Friday, January 14, 2005
Es pequeña y simple, y aún así, su delicioso sabor ha logrado convertirla en un importante símbolo de la riqueza gastronómica de Sudamérica: la arepa.
La redonda masa de maíz se conoce como "el pan de los Andes", indispensable para las mesas de ricos y pobres, en hogares y restaurantes, en apartados pueblos o grandes ciudades, de sus dos madres biológicas: Colombia y Venezuela.
Su nombre es inconfundible, y en éste, se encuentra parte de la historia de su tierra y de su gente. Según eruditos de la lingüística, la palabra arepa se deriva del vocablo indígena erepa, palabra utilizada por los Cumanagotos. Este pueblo nativo de la provincia venezolana de Cumaná denominaba de esta manera al maíz, ingrediente principal de este alimento.
Una segunda teoría afirma que el término proviene de la palabra aripo o budare, una especie de plancha de barro que los indígenas utilizaban para la cocción de la masa de maíz.
Sea cual sea el origen de su nombre, lo cierto es que la arepa nació posiblemente hace más de 2.000 años, con el descubrimiento de pueblos indígenas del maíz como sustento ideal.
Comenzó cuando los aborígenes crearon una pequeña masa preparada con maíz cocido y molido, la cual amasaban entre dos piedras lisas y llanas, y posteriormente, elaboraban pequeñas bolas que asaban en el aripo de barro.
Desde entonces, la arepa es alimento básico, tanto del colombiano como del venezolano.
Hoy en día, el aripo de barro ha sido reemplazado casi en su totalidad por planchas y parrillas de hierro, utensilios que permiten su fácil preparación en hogares y "areperas".
La arepa es protagonista de todas las comidas del día: se encuentra en los desayunos, pero también es acompañante imprescindible de almuerzos y cenas, así como de los platillos nacionales de ambos países.
Lo sorprendente es su simplicidad. Harina de maíz, agua, un poco de aceite y una cucharadita de sal son los únicos ingredientes necesarios.
En Colombia, la arepa suele comerse rellena de queso. La arepa colombiana la conforman dos tortillas suaves y esponjaditas, con el color amarillo vibrante del maíz, con un delicioso relleno de queso derretido.
Sin embargo, existen numerosas variedades de arepas en el país cafetero. En Santander, por ejemplo, la "arepa chicharrona" es la preferida. Esta se distingue porque al moler el maíz, se mezcla con chicharrón, y luego las bolas de masa se presionan con hojas de plátano. Otro secreto de esta peculiar receta es que el agua utilizada debe estar mezclada con ceniza de leña.
Otras versiones populares incluyen la "arepa e'huevo" de los "curramberos" de Barranquilla. Mientras que en Antioquía, las arepas predilectas son las famosas "migas", las cuales son arepas sobrantes que se pasan por agua nuevamente, se parten en pedazos y se tuestan con aceite y mantequilla.

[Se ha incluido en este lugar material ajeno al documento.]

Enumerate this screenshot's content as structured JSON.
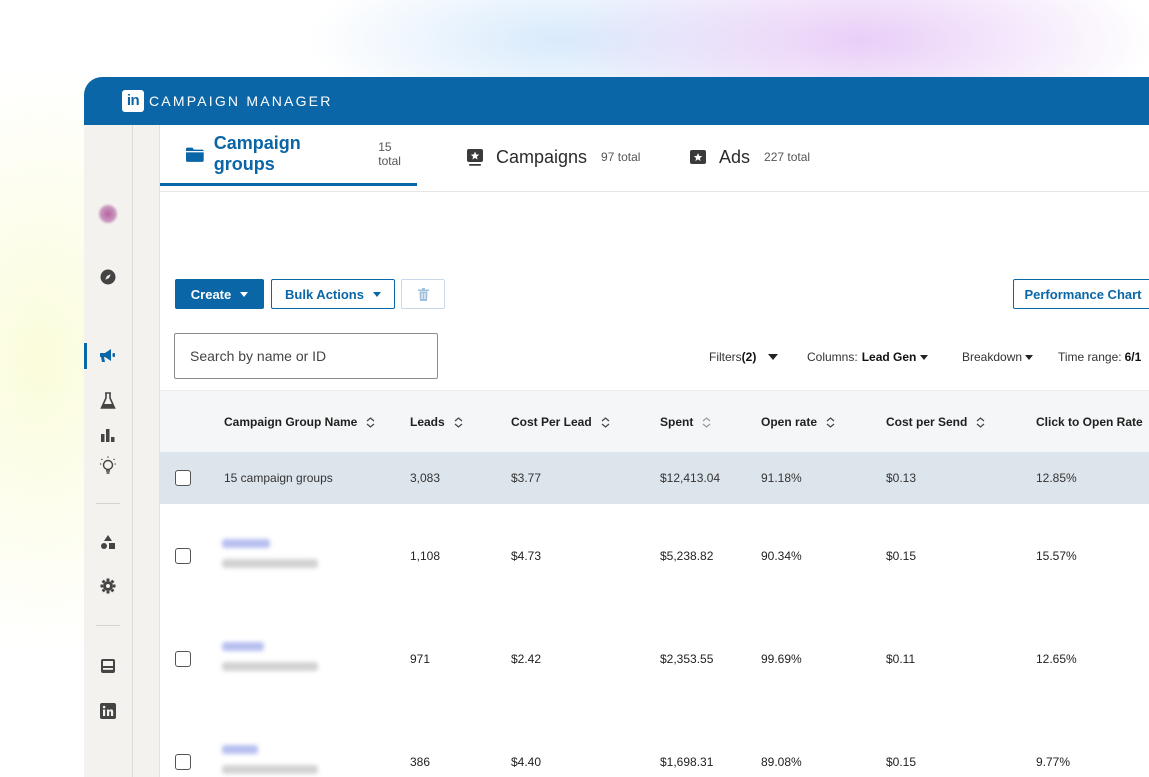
{
  "app": {
    "logo_text": "in",
    "title": "CAMPAIGN MANAGER"
  },
  "sidebar": {
    "items": [
      {
        "name": "account-avatar",
        "icon": "avatar"
      },
      {
        "name": "sidebar-item-discover",
        "icon": "compass-icon"
      },
      {
        "name": "sidebar-item-campaigns",
        "icon": "megaphone-icon",
        "active": true
      },
      {
        "name": "sidebar-item-tests",
        "icon": "flask-icon"
      },
      {
        "name": "sidebar-item-analyze",
        "icon": "bar-chart-icon"
      },
      {
        "name": "sidebar-item-insights",
        "icon": "lightbulb-icon"
      },
      {
        "name": "sidebar-item-assets",
        "icon": "shapes-icon"
      },
      {
        "name": "sidebar-item-settings",
        "icon": "gear-icon"
      },
      {
        "name": "sidebar-item-pages",
        "icon": "page-card-icon"
      },
      {
        "name": "sidebar-item-linkedin",
        "icon": "linkedin-icon"
      }
    ]
  },
  "tabs": [
    {
      "label": "Campaign groups",
      "count": "15 total",
      "icon": "folder-icon",
      "active": true
    },
    {
      "label": "Campaigns",
      "count": "97 total",
      "icon": "campaign-icon",
      "active": false
    },
    {
      "label": "Ads",
      "count": "227 total",
      "icon": "ad-star-icon",
      "active": false
    }
  ],
  "toolbar": {
    "create_label": "Create",
    "bulk_actions_label": "Bulk Actions",
    "delete_icon": "trash-icon",
    "performance_chart_label": "Performance Chart"
  },
  "search": {
    "placeholder": "Search by name or ID"
  },
  "filters": {
    "filters_label": "Filters",
    "filters_count": "(2)",
    "columns_label": "Columns: ",
    "columns_value": "Lead Gen",
    "breakdown_label": "Breakdown",
    "time_range_label": "Time range: ",
    "time_range_value": "6/1"
  },
  "table": {
    "columns": [
      "Campaign Group Name",
      "Leads",
      "Cost Per Lead",
      "Spent",
      "Open rate",
      "Cost per Send",
      "Click to Open Rate"
    ],
    "summary": {
      "name": "15 campaign groups",
      "leads": "3,083",
      "cost_per_lead": "$3.77",
      "spent": "$12,413.04",
      "open_rate": "91.18%",
      "cost_per_send": "$0.13",
      "click_to_open_rate": "12.85%"
    },
    "rows": [
      {
        "leads": "1,108",
        "cost_per_lead": "$4.73",
        "spent": "$5,238.82",
        "open_rate": "90.34%",
        "cost_per_send": "$0.15",
        "click_to_open_rate": "15.57%"
      },
      {
        "leads": "971",
        "cost_per_lead": "$2.42",
        "spent": "$2,353.55",
        "open_rate": "99.69%",
        "cost_per_send": "$0.11",
        "click_to_open_rate": "12.65%"
      },
      {
        "leads": "386",
        "cost_per_lead": "$4.40",
        "spent": "$1,698.31",
        "open_rate": "89.08%",
        "cost_per_send": "$0.15",
        "click_to_open_rate": "9.77%"
      }
    ]
  },
  "colors": {
    "brand": "#0a66a6",
    "summary_row": "#dde5ec",
    "header_row": "#f5f6f7"
  }
}
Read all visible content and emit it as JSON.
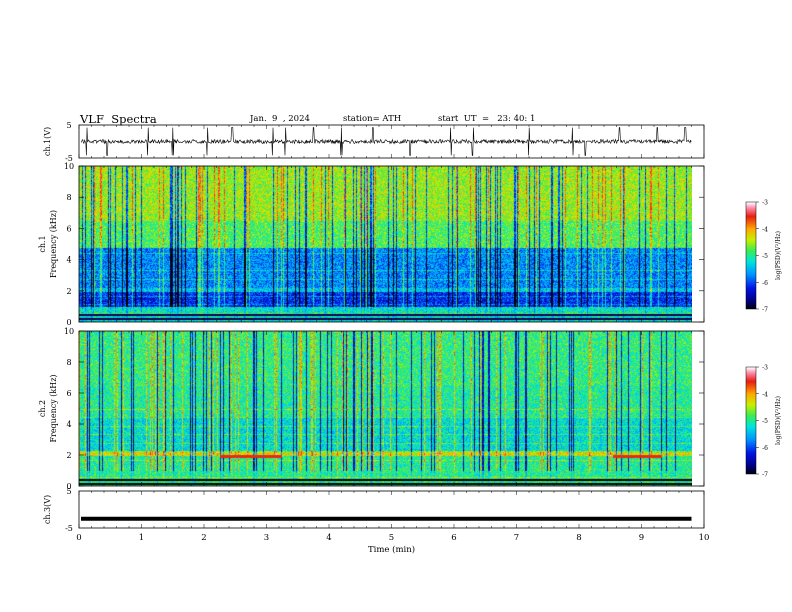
{
  "header": {
    "title": "VLF  Spectra",
    "date": "Jan.  9  , 2024",
    "station": "station= ATH",
    "start": "start  UT  =   23: 40: 1"
  },
  "chart_data": [
    {
      "type": "line",
      "panel": "ch1-waveform",
      "ylabel": "ch.1(V)",
      "ylim": [
        -5,
        5
      ],
      "yticks": [
        "5",
        "-5"
      ],
      "xlim": [
        0,
        10
      ],
      "approx_level": 0,
      "noise_amplitude": 1.2,
      "spike_x": [
        0.12,
        0.45,
        1.1,
        1.5,
        2.05,
        2.45,
        3.1,
        3.3,
        3.75,
        4.2,
        4.7,
        5.3,
        5.95,
        6.3,
        7.2,
        7.9,
        8.1,
        8.65,
        9.25,
        9.7
      ]
    },
    {
      "type": "heatmap",
      "panel": "ch1-spectrogram",
      "ylabel": "ch.1\nFrequency (kHz)",
      "ylim": [
        0,
        10
      ],
      "yticks": [
        "0",
        "2",
        "4",
        "6",
        "8",
        "10"
      ],
      "xlim": [
        0,
        9.8
      ],
      "colorbar": {
        "label": "log(PSD)(V²/Hz)",
        "range": [
          -7,
          -3
        ],
        "ticks": [
          "-3",
          "-4",
          "-5",
          "-6",
          "-7"
        ]
      }
    },
    {
      "type": "heatmap",
      "panel": "ch2-spectrogram",
      "ylabel": "ch.2\nFrequency (kHz)",
      "ylim": [
        0,
        10
      ],
      "yticks": [
        "0",
        "2",
        "4",
        "6",
        "8",
        "10"
      ],
      "xlim": [
        0,
        9.8
      ],
      "colorbar": {
        "label": "log(PSD)(V²/Hz)",
        "range": [
          -7,
          -3
        ],
        "ticks": [
          "-3",
          "-4",
          "-5",
          "-6",
          "-7"
        ]
      }
    },
    {
      "type": "line",
      "panel": "ch3-waveform",
      "ylabel": "ch.3(V)",
      "ylim": [
        -5,
        5
      ],
      "yticks": [
        "5",
        "-5"
      ],
      "xlim": [
        0,
        9.8
      ],
      "approx_level": -2.5
    }
  ],
  "xaxis": {
    "label": "Time  (min)",
    "range": [
      0,
      10
    ],
    "ticks": [
      "0",
      "1",
      "2",
      "3",
      "4",
      "5",
      "6",
      "7",
      "8",
      "9",
      "10"
    ]
  }
}
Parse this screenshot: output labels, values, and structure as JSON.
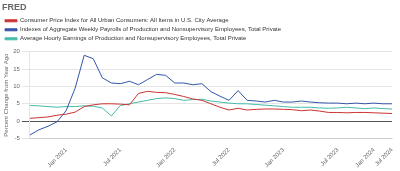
{
  "chart_data": {
    "type": "line",
    "title": "FRED",
    "y_label": "Percent Change from Year Ago",
    "categories": [
      null,
      null,
      null,
      null,
      "Jan 2021",
      null,
      null,
      null,
      null,
      null,
      "Jul 2021",
      null,
      null,
      null,
      null,
      null,
      "Jan 2022",
      null,
      null,
      null,
      null,
      null,
      "Jul 2022",
      null,
      null,
      null,
      null,
      null,
      "Jan 2023",
      null,
      null,
      null,
      null,
      null,
      "Jul 2023",
      null,
      null,
      null,
      "Jan 2024",
      null,
      "Jul 2024"
    ],
    "series": [
      {
        "name": "Consumer Price Index for All Urban Consumers: All Items in U.S. City Average",
        "color": "#cc3333",
        "values": [
          0.8,
          1.0,
          1.2,
          1.7,
          2.0,
          2.6,
          4.2,
          4.7,
          5.0,
          5.0,
          4.9,
          4.7,
          8.0,
          8.6,
          8.3,
          8.2,
          7.7,
          7.1,
          6.4,
          6.0,
          5.0,
          4.0,
          3.2,
          3.7,
          3.2,
          3.4,
          3.5,
          3.5,
          3.4,
          3.3,
          3.0,
          3.2,
          2.9,
          2.5,
          2.5,
          2.4,
          2.5,
          2.5,
          2.4,
          2.3,
          2.2
        ]
      },
      {
        "name": "Indexes of Aggregate Weekly Payrolls of Production and Nonsupervisory Employees, Total Private",
        "color": "#3355aa",
        "values": [
          -4.0,
          -2.5,
          -1.5,
          -0.2,
          3.0,
          9.5,
          19.0,
          18.0,
          12.5,
          11.0,
          10.8,
          11.5,
          10.5,
          12.0,
          13.5,
          13.2,
          11.0,
          11.0,
          10.5,
          10.8,
          8.5,
          7.2,
          6.0,
          8.8,
          6.0,
          5.8,
          5.5,
          6.0,
          5.5,
          5.5,
          5.8,
          5.5,
          5.3,
          5.2,
          5.2,
          5.0,
          5.2,
          5.0,
          5.2,
          5.0,
          5.0
        ]
      },
      {
        "name": "Average Hourly Earnings of Production and Nonsupervisory Employees, Total Private",
        "color": "#44bbaa",
        "values": [
          4.5,
          4.4,
          4.2,
          4.0,
          4.2,
          4.2,
          4.4,
          4.3,
          3.8,
          1.5,
          4.5,
          5.0,
          5.5,
          6.0,
          6.5,
          6.7,
          6.5,
          6.0,
          6.2,
          6.3,
          5.8,
          5.5,
          5.2,
          5.0,
          5.0,
          4.8,
          4.6,
          4.4,
          4.2,
          4.0,
          4.0,
          4.0,
          3.8,
          3.7,
          3.8,
          4.0,
          3.8,
          3.6,
          3.8,
          3.6,
          3.5
        ]
      }
    ],
    "ylim": [
      -5,
      20
    ],
    "yticks": [
      -5,
      0,
      5,
      10,
      15,
      20
    ],
    "grid": "y",
    "legend": "top"
  }
}
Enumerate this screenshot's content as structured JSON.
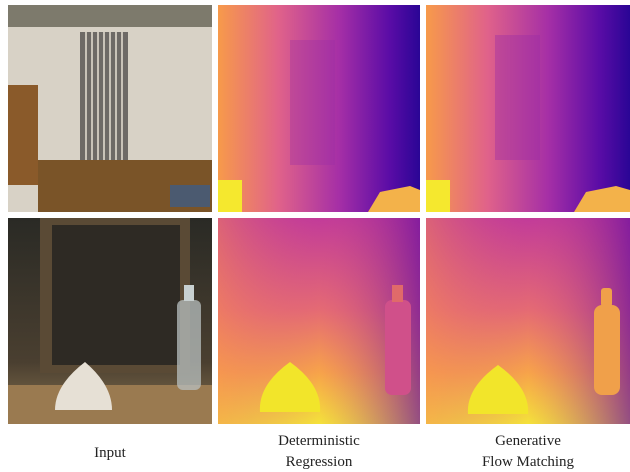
{
  "captions": [
    [
      "Input"
    ],
    [
      "Deterministic",
      "Regression"
    ],
    [
      "Generative",
      "Flow Matching"
    ]
  ]
}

Al igual que en Colombia, las arepas venezolanas demuestran características distintas en diferentes regiones.
De esta manera, los venezolanos dan rienda suelta a la imaginación y preparan una extensa variedad de arepas. La esencia es la misma: dos pequeñas "tortillas" de maíz, a las cuales se rellena con queso, carne, pollo, jamón, huevo, chorizo, chicharrón, en fin, lo que uno desee.
Están las "telitas" de la región andina, las cuales se llaman así debido a que son unas arepas extremadamente delgadas. En el Centro y Oriente, se encuentran bien gorditas y tostaditas. Mientras que en Occidente, son más bien "peladas" porque se preparan con cenizas.
Por supuesto, existen también las arepas dulces, cuyo ingrediente secreto es el anís. Estas suelen ser acompañadas por una taza de chocolate caliente.
Tan adorada es la arepa tanto en Venezuela como en Colombia, que es común ver llegar a ciudadanos a aeropuertos extranjeros con una arepa entre su equipaje, o por lo menos, una bolsa de harina de maíz para poder prepararlas.
Quizá este cariño sea la razón por la cual se dice que "todo hijo trae una arepa debajo del brazo" y que también, en lo que respecta al amor, "cada tiesto (vasija de barro) tiene su arepa".
En fin, existen miles de maneras para preparar y disfrutar la arepa, un alimento que encanta a personas de toda raza, edad y rango social, convirtiéndola en la reina de las cocinas colombiana y venezolana, conocida también como "el pan del pueblo", ícono de su tradición y herencia indígena.